CHALLENGES TO GROWTH
But, as with every new emerging sector, there are growing pains that need to be addressed with regulations. So while privatisation of airports is a good idea, it has led to an exorbitant increase in fees levied by private owners of airports. Combined with high taxes airports in India have among the highest fees of any airports in the world. The government must create policy to keep this sector competitive and less monopolistic in order to keep a check on fees.
A COMBINATION OF HIGH TAXES ON JET FUEL, STEEP AIRPORT CHARGES, AND A SHORTAGE OF PARKING SLOTS AND HANGERS IS A BIG IMPEDIMENT TO THE GROWTH OF INDIA’S BUSINESS AVIATION INDUSTRY
There is also a big need for better maintenance facilities and trained engineers to work on the mechanical and avionics issues related to private aircraft. This has the potential to be a significant service industry but taxes, administrative red tape and old-fashioned rules keep this sector depressed. Most owners of private aircraft take their planes outside India for major checks.

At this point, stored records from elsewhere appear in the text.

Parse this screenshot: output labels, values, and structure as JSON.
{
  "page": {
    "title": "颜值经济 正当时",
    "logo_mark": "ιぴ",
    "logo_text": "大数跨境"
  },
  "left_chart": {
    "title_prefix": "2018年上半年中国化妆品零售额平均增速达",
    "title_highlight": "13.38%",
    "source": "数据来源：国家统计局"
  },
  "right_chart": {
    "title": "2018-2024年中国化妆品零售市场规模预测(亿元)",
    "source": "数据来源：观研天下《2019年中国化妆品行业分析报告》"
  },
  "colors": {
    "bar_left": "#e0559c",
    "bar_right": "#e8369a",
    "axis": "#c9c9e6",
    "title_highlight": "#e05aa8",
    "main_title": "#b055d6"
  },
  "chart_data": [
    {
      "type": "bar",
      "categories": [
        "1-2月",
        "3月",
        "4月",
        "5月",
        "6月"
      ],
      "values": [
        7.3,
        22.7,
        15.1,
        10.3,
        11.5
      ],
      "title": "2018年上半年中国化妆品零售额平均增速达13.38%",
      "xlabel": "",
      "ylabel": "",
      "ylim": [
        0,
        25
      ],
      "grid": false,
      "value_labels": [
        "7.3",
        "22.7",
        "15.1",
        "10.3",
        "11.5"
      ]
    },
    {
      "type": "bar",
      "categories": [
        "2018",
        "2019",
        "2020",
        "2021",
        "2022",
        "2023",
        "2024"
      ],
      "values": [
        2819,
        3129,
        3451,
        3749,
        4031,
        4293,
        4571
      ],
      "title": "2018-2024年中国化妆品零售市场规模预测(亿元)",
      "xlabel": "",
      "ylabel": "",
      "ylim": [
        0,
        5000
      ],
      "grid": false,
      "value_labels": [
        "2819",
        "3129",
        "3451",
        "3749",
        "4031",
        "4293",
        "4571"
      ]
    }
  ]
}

A combination of high taxes on jet fuel, steep airport charges, and a shortage of parking slots and hangers is a big impediment to the growth of India’s Business Aviation industry. The Civil Aviation Ministry has proposed separate terminals for immigration and customs for business aviation in ten large cities, but the plan has yet to be fully implemented.
Finally, with India being a critical country on environment issues and global warming, it is time to gear up for the needs of the future with respect to aviation’s carbon footprint and to study the use of SAF (Sustainable Aviation Fuel) for the aviation sector.